Assim, entre as consequências da revisão do Plano Diretor de São Paulo, podemos destacar a verticalização na vizinhança de Osasco, com a construção de prédios — e vagas de garagem — no entorno de estações relativamente próximas como a Villa-Lobos Jaguaré, Butantã e no chamado Arco Tietê, que tem potencial para agravar ainda mais o problema dos congestionamentos na cidade.
Apesar de seus apenas 65 km², o crescimento de Osasco também parece estar ocorrendo de forma dispersa. Assim como acontece em São Paulo, o adensamento populacional não se distribui uniformemente pelo território, se concentrando muitas vezes nas moradias precárias em áreas mais pobres e periféricas — muitas, inclusive, de risco. Os arredores das estações de trem que cruzam a cidade, antigas áreas industriais, por sua vez, ainda são pouco adensados em termos populacionais.
O entorno da Estação Osasco, por exemplo, que deu nome ao município e é o ponto que dá origem ao desenvolvimento da cidade, é cercado por uma área rica em comércios e serviços, antigos terrenos industriais e muito poucas residências. Também no entorno da Estação Presidente Altino e Comandante Sampaio há muito espaço para o incentivo da produção imobiliária, de preferência com restrições a vagas de garagem, com o objetivo de estimular o uso do trem e todas as externalidades positivas associadas (menos congestionamentos, poluição e sedentarismo, entre outros).
O Plano Diretor de Osasco está em processo de revisão e vai precisar levar em consideração o novo cenário, com as mudanças aprovadas em São Paulo. Um bom caminho parece ser seguir as estratégias que foram pensadas na concepção original do Plano de São Paulo: tentar concentrar o adensamento populacional da cidade nos arredores dos eixos de transporte coletivo, de preferência com edificações de alto potencial construtivo, uso misto, fachada ativa e oferta de moradia acessível para população de menor renda.
Um desafio, contudo, é encontrar os incentivos corretos para atrair os construtores e a população para essas áreas: ao contrário de São Paulo, onde a expansão dos eixos de transporte aprovada na revisão do plano parece estar associada à demanda por imóveis de alto padrão em bairros como Vila Madalena, Perdizes e Pinheiros, o entorno das estações de trem de Osasco ainda não parecem áreas tão valorizadas pelo mercado imobiliário local.

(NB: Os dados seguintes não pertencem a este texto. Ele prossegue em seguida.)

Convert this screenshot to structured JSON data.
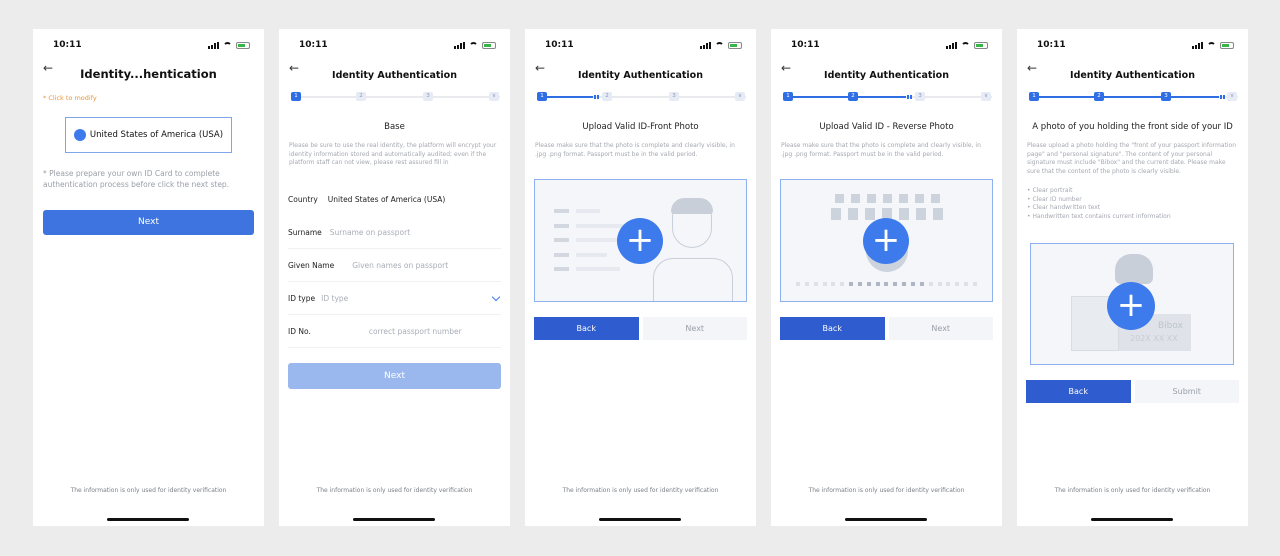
{
  "status": {
    "time": "10:11"
  },
  "footer_text": "The information is only used for identity verification",
  "screen1": {
    "title": "Identity...hentication",
    "click_hint": "* Click to modify",
    "country": "United States of America (USA)",
    "notice": "* Please prepare your own ID Card to complete authentication process before click the next step.",
    "next_label": "Next"
  },
  "screen2": {
    "title": "Identity Authentication",
    "steps": [
      "1",
      "2",
      "3"
    ],
    "section_title": "Base",
    "description": "Please be sure to use the real identity, the platform will encrypt your identity information stored and automatically audited; even if the platform staff can not view, please rest assured fill in",
    "fields": [
      {
        "label": "Country",
        "value": "United States of America (USA)",
        "placeholder": ""
      },
      {
        "label": "Surname",
        "value": "",
        "placeholder": "Surname on passport"
      },
      {
        "label": "Given Name",
        "value": "",
        "placeholder": "Given names on passport"
      },
      {
        "label": "ID type",
        "value": "",
        "placeholder": "ID type"
      },
      {
        "label": "ID No.",
        "value": "",
        "placeholder": "correct passport number"
      }
    ],
    "next_label": "Next"
  },
  "screen3": {
    "title": "Identity Authentication",
    "section_title": "Upload Valid ID-Front Photo",
    "description": "Please make sure that the photo is complete and clearly visible, in .jpg .png format. Passport must be in the valid period.",
    "back_label": "Back",
    "next_label": "Next"
  },
  "screen4": {
    "title": "Identity Authentication",
    "section_title": "Upload Valid ID - Reverse Photo",
    "description": "Please make sure that the photo is complete and clearly visible, in .jpg .png format. Passport must be in the valid period.",
    "back_label": "Back",
    "next_label": "Next"
  },
  "screen5": {
    "title": "Identity Authentication",
    "section_title": "A photo of you holding the front side of your ID",
    "description": "Please upload a photo holding the \"front of your passport information page\" and \"personal signature\". The content of your personal signature must include \"Bibox\" and the current date. Please make sure that the content of the photo is clearly visible.",
    "requirements": [
      "Clear portrait",
      "Clear ID number",
      "Clear handwritten text",
      "Handwritten text contains current information"
    ],
    "sign_brand": "Bibox",
    "sign_date": "202X XX XX",
    "back_label": "Back",
    "submit_label": "Submit"
  },
  "colors": {
    "primary": "#2f6fe3",
    "button": "#3d74e0",
    "disabled": "#9bb8ee",
    "hint": "#e8963c"
  }
}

Um desafio adicional está no fato de que, historicamente, políticas urbanas adotadas por São Paulo tendem a se tornar referência para os demais municípios da região. Com a ampliação dos eixos de estruturação urbana da capital, a verticalização tendendo a avançar para o miolo dos bairros e com mais vagas de garagem nos edifícios, fica ainda mais difícil convencer os atores locais da urgência de políticas que priorizem o transporte público de massa, a mobilidade ativa e desestimulem o uso do automóvel em Osasco.